As for those among us, who readily allow this insatiable and covetous behaviour to continue, it seems ludicrous to think that a man who values his own soul could possibly worship at the feet of an American politician who sits on a golden toilet, or find the merest semblance of ‘tradition’ in a Russian oligarch who adorns himself with luxury watches that are worth millions of rubles. These examples, just two in an entire multitude of sickening personal excess, should be enough to tell you what really motivates such individuals and what lies in the very depths of their being.

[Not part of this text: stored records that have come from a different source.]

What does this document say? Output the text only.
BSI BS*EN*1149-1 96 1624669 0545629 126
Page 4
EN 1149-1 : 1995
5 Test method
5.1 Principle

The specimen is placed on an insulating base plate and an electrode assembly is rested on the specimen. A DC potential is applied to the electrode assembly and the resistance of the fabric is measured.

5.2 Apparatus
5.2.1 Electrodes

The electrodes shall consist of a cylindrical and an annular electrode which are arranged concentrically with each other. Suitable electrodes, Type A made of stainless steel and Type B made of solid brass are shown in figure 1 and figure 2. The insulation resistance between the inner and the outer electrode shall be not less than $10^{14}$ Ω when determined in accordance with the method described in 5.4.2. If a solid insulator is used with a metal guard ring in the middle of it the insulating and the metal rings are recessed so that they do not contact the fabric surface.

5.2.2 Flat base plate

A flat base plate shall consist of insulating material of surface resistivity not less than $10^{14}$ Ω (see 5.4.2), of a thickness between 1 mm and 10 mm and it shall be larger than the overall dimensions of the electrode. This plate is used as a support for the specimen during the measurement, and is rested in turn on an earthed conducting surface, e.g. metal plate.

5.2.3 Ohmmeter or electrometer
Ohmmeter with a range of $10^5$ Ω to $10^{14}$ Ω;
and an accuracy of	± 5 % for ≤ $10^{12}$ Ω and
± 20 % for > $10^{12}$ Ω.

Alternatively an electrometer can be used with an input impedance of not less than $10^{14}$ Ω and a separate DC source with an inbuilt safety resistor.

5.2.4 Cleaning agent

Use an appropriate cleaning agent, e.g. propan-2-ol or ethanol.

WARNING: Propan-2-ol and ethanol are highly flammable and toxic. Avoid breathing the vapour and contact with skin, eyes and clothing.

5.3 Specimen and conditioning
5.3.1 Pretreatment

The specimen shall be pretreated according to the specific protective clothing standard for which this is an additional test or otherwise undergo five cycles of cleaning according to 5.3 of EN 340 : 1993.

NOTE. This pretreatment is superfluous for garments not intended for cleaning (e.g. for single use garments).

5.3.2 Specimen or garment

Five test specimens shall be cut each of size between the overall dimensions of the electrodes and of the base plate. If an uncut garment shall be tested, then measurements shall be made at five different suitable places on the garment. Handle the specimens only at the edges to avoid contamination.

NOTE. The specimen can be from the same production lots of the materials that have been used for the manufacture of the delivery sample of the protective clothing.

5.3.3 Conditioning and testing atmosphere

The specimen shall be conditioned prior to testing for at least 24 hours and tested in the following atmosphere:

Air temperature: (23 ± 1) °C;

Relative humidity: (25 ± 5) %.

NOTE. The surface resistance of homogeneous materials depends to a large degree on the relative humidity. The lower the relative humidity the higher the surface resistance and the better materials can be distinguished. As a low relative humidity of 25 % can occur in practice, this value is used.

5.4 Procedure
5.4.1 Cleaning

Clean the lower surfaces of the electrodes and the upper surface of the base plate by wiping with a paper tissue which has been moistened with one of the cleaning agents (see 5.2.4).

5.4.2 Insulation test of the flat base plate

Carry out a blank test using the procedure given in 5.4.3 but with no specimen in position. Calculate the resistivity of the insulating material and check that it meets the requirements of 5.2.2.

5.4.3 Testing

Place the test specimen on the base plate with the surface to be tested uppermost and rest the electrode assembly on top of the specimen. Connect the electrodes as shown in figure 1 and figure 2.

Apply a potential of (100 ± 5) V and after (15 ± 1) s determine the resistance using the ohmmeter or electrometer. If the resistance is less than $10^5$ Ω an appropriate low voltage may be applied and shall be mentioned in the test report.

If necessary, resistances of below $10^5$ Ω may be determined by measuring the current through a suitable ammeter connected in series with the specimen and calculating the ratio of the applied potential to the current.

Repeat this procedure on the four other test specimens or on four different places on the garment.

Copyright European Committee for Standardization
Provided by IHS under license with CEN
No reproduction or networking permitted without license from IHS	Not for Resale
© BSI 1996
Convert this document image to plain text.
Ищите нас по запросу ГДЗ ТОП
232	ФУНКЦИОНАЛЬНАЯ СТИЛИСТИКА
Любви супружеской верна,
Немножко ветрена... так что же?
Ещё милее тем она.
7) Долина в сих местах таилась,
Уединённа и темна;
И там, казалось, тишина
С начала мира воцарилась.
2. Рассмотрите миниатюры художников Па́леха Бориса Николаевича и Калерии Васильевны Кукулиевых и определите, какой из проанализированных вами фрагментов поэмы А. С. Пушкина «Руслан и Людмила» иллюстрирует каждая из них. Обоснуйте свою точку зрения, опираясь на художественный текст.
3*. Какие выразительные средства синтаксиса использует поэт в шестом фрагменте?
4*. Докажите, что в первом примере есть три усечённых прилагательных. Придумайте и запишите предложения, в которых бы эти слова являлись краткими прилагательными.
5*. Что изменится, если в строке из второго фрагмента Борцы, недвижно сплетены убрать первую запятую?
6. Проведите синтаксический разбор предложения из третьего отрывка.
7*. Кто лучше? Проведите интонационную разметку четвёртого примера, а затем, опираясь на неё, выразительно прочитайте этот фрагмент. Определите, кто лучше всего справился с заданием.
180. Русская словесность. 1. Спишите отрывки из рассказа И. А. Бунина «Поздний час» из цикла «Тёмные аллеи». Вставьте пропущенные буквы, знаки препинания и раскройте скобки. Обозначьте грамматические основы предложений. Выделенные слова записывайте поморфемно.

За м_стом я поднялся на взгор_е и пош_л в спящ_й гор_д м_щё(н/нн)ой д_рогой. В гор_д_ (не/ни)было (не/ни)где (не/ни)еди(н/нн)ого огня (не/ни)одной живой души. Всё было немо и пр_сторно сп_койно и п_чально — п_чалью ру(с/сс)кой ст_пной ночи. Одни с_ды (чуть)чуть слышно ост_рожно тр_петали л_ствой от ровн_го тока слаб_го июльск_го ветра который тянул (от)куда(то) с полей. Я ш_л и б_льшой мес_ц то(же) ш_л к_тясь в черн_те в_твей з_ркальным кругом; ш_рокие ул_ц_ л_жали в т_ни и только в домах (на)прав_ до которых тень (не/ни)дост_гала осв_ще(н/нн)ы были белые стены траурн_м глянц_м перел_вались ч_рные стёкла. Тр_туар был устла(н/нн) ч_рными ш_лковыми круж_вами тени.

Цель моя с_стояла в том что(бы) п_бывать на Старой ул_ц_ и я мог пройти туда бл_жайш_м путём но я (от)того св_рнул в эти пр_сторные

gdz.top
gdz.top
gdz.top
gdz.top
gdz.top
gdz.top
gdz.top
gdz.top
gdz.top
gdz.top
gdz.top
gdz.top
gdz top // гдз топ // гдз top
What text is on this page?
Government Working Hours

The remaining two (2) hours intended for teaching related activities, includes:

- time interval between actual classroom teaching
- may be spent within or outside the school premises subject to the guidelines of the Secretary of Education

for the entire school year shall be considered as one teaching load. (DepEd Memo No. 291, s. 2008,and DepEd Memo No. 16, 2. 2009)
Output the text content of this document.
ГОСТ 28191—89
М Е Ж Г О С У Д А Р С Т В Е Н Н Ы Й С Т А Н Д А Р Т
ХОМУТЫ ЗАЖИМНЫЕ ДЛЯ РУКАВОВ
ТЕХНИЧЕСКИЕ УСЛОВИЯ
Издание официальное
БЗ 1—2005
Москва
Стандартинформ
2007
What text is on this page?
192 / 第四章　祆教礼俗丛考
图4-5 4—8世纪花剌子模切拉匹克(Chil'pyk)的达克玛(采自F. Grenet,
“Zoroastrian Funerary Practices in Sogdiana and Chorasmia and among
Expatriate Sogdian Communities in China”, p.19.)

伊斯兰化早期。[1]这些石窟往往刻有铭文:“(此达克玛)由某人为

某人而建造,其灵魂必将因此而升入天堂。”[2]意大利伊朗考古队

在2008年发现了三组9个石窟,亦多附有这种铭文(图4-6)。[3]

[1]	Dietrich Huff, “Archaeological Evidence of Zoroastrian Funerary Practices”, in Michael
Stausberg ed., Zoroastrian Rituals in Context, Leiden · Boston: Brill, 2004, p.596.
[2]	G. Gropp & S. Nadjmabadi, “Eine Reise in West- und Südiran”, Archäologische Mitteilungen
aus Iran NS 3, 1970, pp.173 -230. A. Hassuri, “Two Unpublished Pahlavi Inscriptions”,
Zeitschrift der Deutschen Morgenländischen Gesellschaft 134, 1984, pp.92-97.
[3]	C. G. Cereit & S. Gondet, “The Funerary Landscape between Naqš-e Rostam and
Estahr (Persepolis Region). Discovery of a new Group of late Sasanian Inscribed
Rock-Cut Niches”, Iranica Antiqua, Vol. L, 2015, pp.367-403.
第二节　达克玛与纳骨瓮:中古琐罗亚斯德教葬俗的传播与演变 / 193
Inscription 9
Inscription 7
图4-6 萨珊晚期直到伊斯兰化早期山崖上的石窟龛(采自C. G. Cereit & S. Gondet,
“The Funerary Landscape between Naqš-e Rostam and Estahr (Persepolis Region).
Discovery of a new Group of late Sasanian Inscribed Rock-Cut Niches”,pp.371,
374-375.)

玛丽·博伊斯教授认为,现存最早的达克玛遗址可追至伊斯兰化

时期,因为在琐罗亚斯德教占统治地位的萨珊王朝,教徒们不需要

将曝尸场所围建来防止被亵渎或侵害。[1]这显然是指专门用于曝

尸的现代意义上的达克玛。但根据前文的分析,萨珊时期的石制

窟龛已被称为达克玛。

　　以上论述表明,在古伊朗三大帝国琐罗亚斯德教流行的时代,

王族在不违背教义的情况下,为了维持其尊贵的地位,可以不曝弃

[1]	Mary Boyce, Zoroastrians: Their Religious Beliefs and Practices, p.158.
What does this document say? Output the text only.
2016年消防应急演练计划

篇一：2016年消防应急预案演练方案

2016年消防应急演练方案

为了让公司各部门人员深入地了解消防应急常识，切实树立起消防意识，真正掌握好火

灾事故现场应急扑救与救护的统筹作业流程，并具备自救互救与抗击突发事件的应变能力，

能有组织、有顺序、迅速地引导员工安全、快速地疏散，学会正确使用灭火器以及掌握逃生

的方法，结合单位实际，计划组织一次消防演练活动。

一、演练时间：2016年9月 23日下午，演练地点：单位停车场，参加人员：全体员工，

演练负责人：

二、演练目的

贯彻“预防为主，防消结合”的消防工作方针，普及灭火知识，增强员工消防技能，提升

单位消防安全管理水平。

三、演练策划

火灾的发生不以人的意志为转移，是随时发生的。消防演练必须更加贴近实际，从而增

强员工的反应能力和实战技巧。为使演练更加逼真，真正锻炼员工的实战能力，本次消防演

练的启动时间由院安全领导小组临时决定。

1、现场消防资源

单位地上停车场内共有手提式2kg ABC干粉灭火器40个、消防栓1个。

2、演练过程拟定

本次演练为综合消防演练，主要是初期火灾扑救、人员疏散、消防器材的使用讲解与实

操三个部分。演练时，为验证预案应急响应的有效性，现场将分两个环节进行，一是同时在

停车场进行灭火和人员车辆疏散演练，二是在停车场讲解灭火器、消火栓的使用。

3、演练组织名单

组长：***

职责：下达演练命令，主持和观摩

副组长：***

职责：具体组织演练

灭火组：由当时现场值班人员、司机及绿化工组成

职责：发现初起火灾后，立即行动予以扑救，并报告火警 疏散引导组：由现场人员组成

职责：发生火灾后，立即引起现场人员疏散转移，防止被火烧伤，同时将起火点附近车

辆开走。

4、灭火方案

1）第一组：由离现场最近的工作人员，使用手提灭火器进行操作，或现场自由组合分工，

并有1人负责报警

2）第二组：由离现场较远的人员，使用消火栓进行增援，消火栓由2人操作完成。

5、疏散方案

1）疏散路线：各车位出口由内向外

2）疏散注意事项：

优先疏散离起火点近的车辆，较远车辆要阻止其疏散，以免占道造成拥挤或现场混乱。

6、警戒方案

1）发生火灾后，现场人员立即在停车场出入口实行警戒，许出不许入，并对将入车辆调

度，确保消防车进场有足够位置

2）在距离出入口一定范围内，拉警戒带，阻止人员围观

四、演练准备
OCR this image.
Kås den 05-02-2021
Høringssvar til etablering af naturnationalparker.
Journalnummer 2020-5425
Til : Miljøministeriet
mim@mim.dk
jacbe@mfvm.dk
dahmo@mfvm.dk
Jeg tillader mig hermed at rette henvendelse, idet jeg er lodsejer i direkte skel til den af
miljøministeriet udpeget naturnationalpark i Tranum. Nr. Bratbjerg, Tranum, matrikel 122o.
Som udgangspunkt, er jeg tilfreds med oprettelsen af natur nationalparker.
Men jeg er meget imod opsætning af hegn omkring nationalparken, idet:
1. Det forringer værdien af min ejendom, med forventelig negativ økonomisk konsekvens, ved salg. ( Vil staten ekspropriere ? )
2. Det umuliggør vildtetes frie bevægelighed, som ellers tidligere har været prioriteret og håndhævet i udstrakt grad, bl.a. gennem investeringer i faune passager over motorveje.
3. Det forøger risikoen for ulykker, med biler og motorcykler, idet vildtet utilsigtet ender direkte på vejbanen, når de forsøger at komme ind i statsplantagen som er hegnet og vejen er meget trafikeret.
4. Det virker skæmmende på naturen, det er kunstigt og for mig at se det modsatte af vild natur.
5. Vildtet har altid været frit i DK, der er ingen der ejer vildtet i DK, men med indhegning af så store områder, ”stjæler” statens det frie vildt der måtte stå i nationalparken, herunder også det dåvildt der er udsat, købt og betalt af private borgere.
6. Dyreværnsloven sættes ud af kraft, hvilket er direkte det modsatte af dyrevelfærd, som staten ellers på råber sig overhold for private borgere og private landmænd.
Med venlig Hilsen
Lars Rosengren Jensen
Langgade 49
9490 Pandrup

Things will only start to improve once we have fully dislodged ourselves from the mercantile chains that keep us fixed to the establishment bedrock like a line of docile cows in a milking station. Thankfully, the materialist-capitalist axis contains the seeds of its own destruction and there will come a time when plastic junk, lottery scratch-cards and the piecemeal trinkets of technological gadgetry will no longer keep the masses from the mansion gates. This, it is hoped, will be accompanied by the earth-shattering realisation that none of it provides real happiness and that chasing after the latest commodified carrot-on-a-stick is simply a consequence of social conditioning. This is the ugly stain of modernism that people must learn to erase from their minds.